Like our old friend Online Fantasy Sports, players essentially pay money to try to win money based on the outcome of a game. As we’ve discussed previously, many states have considered this a form of gambling.

Like the in-app purchase cases, players don’t directly bet money, but buy made-up things, such as “skins”, to use to “wager” on the outcome. And they don’t directly win money, but more made-up things that can be turned into money. As we’ve discussed previously, these types of activities are usually considered gambling or a violation of the lottery laws.
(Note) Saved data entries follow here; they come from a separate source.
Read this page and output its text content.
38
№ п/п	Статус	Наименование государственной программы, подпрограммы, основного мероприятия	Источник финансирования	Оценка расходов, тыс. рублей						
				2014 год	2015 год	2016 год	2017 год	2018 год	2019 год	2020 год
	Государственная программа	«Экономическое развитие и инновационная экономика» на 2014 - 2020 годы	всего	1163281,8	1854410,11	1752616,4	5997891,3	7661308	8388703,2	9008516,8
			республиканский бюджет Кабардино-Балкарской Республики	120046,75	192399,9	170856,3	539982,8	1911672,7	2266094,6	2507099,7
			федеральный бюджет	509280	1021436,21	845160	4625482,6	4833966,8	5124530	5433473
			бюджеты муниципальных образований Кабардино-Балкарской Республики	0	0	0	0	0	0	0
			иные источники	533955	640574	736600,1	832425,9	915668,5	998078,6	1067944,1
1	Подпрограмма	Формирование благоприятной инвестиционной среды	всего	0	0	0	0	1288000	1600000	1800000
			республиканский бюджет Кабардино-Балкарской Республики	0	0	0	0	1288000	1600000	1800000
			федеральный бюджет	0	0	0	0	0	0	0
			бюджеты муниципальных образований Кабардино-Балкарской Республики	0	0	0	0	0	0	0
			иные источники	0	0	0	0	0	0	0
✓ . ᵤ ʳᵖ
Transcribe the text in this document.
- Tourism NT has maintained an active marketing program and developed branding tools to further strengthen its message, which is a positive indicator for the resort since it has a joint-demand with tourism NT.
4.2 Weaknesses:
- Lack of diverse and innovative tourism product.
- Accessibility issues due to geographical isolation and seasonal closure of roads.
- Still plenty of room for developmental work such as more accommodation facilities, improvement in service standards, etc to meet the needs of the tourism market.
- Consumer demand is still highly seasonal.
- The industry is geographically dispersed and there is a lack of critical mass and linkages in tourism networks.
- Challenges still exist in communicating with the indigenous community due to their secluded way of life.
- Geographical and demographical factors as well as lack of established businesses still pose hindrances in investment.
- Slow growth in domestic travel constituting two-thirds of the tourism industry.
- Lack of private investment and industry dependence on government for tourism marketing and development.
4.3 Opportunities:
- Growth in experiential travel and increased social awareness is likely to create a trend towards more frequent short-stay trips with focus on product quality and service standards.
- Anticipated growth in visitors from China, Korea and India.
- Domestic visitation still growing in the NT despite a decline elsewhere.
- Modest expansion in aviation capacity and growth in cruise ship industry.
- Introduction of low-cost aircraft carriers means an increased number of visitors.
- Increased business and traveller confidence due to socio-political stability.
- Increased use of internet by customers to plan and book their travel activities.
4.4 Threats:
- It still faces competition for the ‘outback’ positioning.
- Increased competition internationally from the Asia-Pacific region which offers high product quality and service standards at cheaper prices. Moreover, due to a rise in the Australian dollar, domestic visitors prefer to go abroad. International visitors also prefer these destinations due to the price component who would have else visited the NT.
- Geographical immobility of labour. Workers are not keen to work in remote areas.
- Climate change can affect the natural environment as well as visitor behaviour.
Like offshore gambling, the apparent illegal activity involves the use of non-U.S. sites. The legality of such activity is murky. The FBI says it’s illegal, and a number of offshore websites have been prosecuted for illegal online gambling-related activities; most notably, Poker Stars and Full Tilt Poker, for allegedly laundering online gambling proceeds. But, while the Unlawful Internet Gambling Enforcement Act, 31 U.S.C. §§ 53615367, regulates online gambling, it does not provide a specific definition of “unlawful Internet gambling” and the Federal Wire Act, 18 U.S.C. § 1084, applies only to online sports betting.

While this lawsuit deals with illegal online gambling, it demonstrates a common theme relevant to the entire promotion arena: online technology and creativity try to keep ahead of the statutes and unsuccessful participants cry foul when they don’t win.